The limits are important because they keep tasks from becoming an unbounded automation system. OpenAI lists up to 5 active tasks for Plus users, 10 for Business and Edu, and 15 for Pro and Enterprise. The same documentation lists a 3-task cap for Go users, though the June 17 rollout note itself names Plus, Pro, Business, and Enterprise. Tasks cannot run more than once per hour, and unattended tasks may pause automatically after a period of inactivity.
OpenAI also draws several boundaries around what tasks can do. Tasks are supported by ChatGPT models except Pro models, and normal plan usage limits still apply. Voice chats and GPTs are not supported. The new Scheduled tab is available on ChatGPT web and mobile, but not in the ChatGPT desktop app or Codex app at this time.
Why This Is More Than a Reminder Feature
Scheduled tasks first arrived as a way to ask ChatGPT to do something later, such as remind you before a meeting or send a recurring prompt. The June 17 update makes the feature feel more like a product surface: a place where delegated work lives, has status, can be reviewed, and can be turned off without hunting through old chats.
That is a small interface change with larger implications. AI assistants are increasingly being asked to handle work that stretches across time, including recurring summaries, personal planning, research monitoring, inbox checks, and connected-app actions. A normal chatbot thread is not a good home for that kind of persistent responsibility. A task list is.
The connected-app angle is especially relevant for businesses. OpenAI’s help page says tasks can use apps such as Gmail when those apps are available for an account or workspace, subject to the permissions a user or administrator has allowed.
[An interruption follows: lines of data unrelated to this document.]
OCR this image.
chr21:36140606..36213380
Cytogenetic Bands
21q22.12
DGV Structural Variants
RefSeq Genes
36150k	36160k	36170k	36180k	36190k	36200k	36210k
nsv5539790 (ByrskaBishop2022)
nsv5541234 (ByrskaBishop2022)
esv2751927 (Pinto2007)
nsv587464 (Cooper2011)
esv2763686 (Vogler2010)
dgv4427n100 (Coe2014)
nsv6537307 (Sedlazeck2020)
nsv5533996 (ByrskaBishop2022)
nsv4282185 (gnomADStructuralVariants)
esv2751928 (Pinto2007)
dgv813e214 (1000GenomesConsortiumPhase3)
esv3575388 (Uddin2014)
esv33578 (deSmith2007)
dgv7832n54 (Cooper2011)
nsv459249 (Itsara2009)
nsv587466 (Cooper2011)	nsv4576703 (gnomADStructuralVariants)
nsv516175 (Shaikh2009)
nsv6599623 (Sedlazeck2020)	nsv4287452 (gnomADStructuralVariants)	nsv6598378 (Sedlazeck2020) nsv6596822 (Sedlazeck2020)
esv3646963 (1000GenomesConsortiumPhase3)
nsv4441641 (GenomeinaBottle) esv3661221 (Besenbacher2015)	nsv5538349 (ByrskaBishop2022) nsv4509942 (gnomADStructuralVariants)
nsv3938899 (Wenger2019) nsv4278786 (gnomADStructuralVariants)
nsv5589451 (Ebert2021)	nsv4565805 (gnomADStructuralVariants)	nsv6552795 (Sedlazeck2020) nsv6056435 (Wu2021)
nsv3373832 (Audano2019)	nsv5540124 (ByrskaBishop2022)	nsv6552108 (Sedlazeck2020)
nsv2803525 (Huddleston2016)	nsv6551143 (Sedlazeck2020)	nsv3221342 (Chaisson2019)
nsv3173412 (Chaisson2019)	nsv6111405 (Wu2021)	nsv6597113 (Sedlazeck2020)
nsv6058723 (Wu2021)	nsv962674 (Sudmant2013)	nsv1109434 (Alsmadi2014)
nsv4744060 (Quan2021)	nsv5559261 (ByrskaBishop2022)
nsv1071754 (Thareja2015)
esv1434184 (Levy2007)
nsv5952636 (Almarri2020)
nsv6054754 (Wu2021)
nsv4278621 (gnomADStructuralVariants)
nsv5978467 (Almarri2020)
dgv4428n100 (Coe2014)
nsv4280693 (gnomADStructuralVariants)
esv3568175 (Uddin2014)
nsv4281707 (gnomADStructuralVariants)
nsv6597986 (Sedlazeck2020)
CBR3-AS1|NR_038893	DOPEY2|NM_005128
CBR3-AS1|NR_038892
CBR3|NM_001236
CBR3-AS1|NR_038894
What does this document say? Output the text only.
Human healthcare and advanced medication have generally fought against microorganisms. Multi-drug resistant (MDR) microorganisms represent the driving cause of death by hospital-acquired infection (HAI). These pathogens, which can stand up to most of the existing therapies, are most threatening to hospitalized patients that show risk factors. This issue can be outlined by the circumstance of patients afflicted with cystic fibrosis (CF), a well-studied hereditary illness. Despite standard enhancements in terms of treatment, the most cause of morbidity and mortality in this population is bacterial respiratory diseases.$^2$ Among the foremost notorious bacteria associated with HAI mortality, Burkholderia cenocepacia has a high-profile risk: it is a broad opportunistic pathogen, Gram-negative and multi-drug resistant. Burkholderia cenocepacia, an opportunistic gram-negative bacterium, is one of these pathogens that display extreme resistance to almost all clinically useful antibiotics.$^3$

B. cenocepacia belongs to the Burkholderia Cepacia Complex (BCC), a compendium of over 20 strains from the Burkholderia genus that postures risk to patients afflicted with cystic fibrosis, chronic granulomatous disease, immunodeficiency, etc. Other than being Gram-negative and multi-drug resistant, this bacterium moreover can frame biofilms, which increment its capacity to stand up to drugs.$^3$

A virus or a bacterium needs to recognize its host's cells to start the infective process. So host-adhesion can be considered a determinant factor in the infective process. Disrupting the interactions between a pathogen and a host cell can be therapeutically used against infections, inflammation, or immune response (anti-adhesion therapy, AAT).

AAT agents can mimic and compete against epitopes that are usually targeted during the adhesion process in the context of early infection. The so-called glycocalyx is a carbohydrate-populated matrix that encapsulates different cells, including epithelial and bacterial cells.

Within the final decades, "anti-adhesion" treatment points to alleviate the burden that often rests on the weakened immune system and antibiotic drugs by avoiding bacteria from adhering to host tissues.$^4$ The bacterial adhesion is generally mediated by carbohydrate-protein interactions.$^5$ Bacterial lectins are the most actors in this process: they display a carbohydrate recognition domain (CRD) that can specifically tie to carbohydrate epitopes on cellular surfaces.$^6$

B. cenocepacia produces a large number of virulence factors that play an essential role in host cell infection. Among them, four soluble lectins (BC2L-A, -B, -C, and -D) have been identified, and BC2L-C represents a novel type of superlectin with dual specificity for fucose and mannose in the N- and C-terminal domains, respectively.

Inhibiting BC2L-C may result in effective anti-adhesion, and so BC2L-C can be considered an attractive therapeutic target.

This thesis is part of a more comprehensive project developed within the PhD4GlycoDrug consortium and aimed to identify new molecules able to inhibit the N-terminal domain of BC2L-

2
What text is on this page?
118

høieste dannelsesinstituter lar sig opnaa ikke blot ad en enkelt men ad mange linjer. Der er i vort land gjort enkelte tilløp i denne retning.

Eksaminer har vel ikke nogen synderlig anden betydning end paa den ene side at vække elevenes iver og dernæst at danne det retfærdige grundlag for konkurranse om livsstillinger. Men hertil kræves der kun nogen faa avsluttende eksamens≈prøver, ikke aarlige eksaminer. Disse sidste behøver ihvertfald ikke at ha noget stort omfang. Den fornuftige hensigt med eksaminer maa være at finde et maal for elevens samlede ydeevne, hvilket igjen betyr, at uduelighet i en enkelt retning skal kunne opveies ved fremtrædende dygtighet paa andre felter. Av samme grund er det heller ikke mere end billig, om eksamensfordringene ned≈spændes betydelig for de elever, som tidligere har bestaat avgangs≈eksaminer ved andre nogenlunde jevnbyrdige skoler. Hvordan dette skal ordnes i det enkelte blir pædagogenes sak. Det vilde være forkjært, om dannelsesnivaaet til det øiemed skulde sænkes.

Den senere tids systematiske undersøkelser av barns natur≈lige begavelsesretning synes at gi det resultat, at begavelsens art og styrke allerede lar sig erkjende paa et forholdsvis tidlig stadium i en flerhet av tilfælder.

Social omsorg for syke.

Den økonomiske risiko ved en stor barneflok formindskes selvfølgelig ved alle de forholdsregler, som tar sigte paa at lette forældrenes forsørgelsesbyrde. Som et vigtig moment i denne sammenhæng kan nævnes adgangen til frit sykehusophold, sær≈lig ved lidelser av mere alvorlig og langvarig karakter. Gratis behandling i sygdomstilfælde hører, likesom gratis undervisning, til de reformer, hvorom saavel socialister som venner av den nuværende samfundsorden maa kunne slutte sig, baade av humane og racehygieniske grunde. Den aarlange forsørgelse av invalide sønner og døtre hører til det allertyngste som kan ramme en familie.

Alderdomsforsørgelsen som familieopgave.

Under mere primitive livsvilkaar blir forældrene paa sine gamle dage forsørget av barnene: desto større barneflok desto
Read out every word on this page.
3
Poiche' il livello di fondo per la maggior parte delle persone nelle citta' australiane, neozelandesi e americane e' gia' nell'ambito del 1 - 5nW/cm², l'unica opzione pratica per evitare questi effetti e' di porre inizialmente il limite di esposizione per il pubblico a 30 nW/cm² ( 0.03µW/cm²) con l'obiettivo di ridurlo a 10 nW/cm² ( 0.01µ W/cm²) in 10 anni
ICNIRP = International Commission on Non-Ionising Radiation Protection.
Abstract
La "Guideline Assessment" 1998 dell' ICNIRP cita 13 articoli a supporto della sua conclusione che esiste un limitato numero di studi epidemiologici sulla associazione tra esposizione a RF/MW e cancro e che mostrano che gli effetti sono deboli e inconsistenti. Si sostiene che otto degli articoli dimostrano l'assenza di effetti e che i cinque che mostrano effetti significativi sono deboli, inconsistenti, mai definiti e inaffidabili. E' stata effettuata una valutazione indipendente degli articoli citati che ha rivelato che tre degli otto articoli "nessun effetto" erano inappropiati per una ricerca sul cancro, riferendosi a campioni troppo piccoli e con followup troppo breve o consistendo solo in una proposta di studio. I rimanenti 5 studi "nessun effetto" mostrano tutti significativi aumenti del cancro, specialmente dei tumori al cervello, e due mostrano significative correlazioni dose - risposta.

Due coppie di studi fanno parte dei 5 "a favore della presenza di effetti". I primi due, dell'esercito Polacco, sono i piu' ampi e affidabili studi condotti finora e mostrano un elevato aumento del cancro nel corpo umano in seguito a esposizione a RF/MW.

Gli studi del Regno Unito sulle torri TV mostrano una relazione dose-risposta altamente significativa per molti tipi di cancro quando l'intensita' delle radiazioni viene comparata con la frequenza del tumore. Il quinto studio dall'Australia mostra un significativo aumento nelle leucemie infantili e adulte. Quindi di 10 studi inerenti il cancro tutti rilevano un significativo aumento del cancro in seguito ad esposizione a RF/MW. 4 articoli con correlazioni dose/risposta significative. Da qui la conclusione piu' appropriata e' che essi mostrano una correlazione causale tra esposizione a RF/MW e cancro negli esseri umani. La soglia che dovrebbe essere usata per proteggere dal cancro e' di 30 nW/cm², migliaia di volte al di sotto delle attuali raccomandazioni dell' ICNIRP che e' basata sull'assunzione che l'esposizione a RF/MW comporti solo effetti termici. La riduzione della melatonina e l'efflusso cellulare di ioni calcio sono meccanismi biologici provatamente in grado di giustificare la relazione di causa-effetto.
In managed workspaces, admins may control persistent permissions, restrict app actions, or require approval before a task can use an app. That makes the feature useful for workplace automation, but it also makes governance and permission review part of the setup.
What to Use ChatGPT Tasks For
The strongest uses are recurring, low-risk, and easy to verify. A daily industry briefing, a weekly planning prompt, a reminder to prepare for a meeting, a portfolio check after market close, a biweekly spending review, or a monitor for a public status change all fit the product’s current shape. These are jobs where the value comes from consistency and where the user can quickly review the output before acting on it.
Tasks are less suitable for anything that needs instant event triggers, high-frequency polling, guaranteed delivery, or unattended decisions with real consequences. OpenAI’s documentation says scheduled tasks do not currently support webhooks, so they are better for recurring check-ins than true event-driven automation. The once-per-hour minimum also rules out many monitoring workflows that require rapid updates.
Users should also be deliberate about connected apps. A task that checks a public web page is very different from one that reads email or works with finance, health, or workspace data. Before creating those tasks, it is worth checking which apps are connected, what permissions have been granted, and whether notifications are going to email, push, or both.
The Practical Takeaway
ChatGPT scheduled tasks are still not a replacement for Zapier, cron jobs, calendar apps, or enterprise workflow systems. They do not offer webhooks, high-frequency triggers, custom approval chains, or the predictability needed for critical business processes. But the new Scheduled page makes them far easier to trust for everyday assistant work.
For most users, the right first step is simple: create one recurring task that is annoying enough to matter but harmless enough to test, such as a weekday morning briefing or a weekly planning reminder. Then use the Scheduled page to check how it behaves, tune the prompt, and decide whether ChatGPT belongs in more of the routine.